突然、信じられないことに私の体の重みで「かもい」がはずれてしまった。 わたしの体はかもいと共に空中に放り出され、宴会の料理やビール瓶、コップなどのおかれていた宴席の上に横向けに落下することになった。
 学部の教授らも目を丸くしていた。ビールを飲み交わしていた机の上に6尺の体が上から降ってきたのである。ビール瓶がまるでボーリングのピンのように倒れ、料理の皿はふっとび、まさに大惨事と化してしまった。大学の学生会館のあの「かもい」はあれからどうなったのかまるで記憶に残っていない。 

 だが、翌朝、わたしの体は変調をきたしていた。 
小便をすると真っ赤な尿が出てくる。(血が混じっている)しかも、しばらく二日酔いで寝ていると、どうも体が水平にならない。
せなかにふとんがひっかかってるように思えてしかたがない。  
むくっと起きて、鏡にうつすと、当時今よりも痩身であった我が身の片方の背中が腫れ上がっているではないか。 

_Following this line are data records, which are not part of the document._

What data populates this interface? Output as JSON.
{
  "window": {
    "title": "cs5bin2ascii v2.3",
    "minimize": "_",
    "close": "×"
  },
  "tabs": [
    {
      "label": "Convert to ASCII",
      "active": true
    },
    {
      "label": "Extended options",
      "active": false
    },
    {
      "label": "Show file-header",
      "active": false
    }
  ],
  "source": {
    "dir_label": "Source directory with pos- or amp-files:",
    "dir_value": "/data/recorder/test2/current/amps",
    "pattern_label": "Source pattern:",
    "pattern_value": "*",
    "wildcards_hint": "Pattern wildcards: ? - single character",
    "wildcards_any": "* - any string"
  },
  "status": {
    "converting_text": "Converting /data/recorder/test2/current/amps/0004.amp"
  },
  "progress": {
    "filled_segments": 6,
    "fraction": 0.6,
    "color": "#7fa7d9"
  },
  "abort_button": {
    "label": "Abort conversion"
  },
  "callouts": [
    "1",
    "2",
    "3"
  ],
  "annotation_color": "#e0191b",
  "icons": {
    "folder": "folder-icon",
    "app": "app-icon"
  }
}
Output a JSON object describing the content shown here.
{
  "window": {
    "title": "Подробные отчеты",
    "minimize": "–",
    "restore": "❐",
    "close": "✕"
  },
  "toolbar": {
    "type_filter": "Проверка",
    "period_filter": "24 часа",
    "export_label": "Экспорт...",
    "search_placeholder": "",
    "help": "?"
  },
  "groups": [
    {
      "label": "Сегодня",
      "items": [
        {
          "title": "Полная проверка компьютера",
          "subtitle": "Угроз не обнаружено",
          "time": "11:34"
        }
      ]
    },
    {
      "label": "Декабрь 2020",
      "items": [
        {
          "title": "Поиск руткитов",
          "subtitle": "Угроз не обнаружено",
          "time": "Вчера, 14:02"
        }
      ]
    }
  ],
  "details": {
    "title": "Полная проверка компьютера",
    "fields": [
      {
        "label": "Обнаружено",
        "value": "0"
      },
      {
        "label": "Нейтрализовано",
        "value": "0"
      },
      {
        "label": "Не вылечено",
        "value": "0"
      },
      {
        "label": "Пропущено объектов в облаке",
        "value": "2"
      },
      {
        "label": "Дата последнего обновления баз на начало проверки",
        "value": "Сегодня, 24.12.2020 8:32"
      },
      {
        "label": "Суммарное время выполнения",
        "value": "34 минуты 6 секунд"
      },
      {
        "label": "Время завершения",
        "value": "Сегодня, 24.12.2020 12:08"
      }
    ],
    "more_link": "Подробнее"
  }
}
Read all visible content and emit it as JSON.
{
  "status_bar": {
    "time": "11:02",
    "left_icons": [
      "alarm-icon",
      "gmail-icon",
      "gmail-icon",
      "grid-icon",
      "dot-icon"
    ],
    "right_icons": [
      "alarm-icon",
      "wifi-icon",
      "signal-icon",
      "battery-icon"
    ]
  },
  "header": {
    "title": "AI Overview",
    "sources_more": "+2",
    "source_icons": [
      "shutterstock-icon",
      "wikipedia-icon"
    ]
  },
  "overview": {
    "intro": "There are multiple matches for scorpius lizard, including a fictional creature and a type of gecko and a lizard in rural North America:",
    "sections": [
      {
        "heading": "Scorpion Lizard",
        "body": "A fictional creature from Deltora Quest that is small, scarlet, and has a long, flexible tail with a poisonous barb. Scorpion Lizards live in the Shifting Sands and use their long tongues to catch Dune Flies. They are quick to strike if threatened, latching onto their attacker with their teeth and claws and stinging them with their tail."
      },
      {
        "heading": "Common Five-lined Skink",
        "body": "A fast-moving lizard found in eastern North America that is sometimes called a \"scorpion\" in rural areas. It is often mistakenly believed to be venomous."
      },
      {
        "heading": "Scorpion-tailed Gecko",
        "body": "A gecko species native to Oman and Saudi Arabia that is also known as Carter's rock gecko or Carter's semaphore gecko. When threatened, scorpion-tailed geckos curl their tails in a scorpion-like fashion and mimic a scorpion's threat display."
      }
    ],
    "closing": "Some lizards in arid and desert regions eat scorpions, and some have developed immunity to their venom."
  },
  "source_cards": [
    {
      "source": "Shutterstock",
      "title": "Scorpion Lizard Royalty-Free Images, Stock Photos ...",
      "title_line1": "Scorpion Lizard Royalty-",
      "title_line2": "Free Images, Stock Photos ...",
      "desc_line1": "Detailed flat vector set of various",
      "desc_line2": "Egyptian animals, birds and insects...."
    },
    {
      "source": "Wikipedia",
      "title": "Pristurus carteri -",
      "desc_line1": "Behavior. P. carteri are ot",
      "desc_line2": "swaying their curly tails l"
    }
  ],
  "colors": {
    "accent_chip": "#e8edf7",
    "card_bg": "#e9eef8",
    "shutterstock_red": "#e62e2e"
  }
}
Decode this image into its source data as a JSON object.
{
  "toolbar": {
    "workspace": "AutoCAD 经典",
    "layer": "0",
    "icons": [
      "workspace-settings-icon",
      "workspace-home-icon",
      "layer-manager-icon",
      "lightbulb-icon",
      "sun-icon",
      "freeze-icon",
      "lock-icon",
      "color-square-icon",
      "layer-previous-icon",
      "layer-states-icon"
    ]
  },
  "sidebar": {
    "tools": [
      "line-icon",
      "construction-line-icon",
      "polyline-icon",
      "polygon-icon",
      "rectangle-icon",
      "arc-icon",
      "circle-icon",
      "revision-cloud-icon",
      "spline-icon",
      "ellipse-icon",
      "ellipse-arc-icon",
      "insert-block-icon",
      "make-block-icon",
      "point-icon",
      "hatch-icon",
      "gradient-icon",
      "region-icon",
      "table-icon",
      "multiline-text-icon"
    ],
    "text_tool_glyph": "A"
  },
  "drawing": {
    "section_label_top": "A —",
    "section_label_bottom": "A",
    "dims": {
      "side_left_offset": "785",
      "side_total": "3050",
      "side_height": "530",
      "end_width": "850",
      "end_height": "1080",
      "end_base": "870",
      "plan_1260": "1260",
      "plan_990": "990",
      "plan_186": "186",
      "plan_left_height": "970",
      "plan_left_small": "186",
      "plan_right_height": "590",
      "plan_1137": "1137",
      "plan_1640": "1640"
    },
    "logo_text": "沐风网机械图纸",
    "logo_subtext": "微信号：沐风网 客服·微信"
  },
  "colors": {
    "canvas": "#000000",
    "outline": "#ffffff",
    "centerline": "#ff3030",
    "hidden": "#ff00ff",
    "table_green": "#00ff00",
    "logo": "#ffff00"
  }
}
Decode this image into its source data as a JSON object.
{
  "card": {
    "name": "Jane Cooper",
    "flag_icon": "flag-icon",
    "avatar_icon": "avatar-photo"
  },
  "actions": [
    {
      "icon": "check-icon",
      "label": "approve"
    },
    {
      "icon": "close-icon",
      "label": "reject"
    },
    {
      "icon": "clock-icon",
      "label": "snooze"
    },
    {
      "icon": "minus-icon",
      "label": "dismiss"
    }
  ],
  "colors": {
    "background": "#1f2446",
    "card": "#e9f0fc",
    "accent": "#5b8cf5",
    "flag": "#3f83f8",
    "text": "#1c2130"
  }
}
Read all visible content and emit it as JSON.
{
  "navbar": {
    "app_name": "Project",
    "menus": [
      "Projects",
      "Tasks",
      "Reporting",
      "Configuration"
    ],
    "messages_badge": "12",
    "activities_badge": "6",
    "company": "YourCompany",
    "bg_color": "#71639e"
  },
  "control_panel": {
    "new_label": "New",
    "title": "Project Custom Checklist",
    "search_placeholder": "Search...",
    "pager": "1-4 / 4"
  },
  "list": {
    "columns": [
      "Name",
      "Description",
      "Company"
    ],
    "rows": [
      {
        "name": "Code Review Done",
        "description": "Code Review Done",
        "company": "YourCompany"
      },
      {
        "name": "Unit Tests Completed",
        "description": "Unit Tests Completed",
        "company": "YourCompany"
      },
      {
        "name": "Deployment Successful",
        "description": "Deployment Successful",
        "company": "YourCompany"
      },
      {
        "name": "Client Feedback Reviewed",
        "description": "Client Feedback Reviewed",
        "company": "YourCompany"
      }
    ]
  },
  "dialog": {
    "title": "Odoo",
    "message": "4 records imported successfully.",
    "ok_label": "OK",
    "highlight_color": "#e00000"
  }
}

まるでらくだのような背中になっている。 昨日、宴会の席に落下したとき、上向けにたっていたガラスのコップが垂直に背中に当たり、一瞬、めりこんだようである。(割れて体に刺さらなくて幸運であった。)
 土曜日のコンパであったので、月曜日にでも病院へゆくことにしていたが、月曜日の朝、放尿すると色が元に戻ったので、病院へ行かなかったことを覚えている。 
それにしても、自業自得といわざるを得ないこの事件は酒蟷螂の数多い負傷記録の中でもインパクトが強かったため、20数年たった今でも、昨日のことのように思い出してしまう。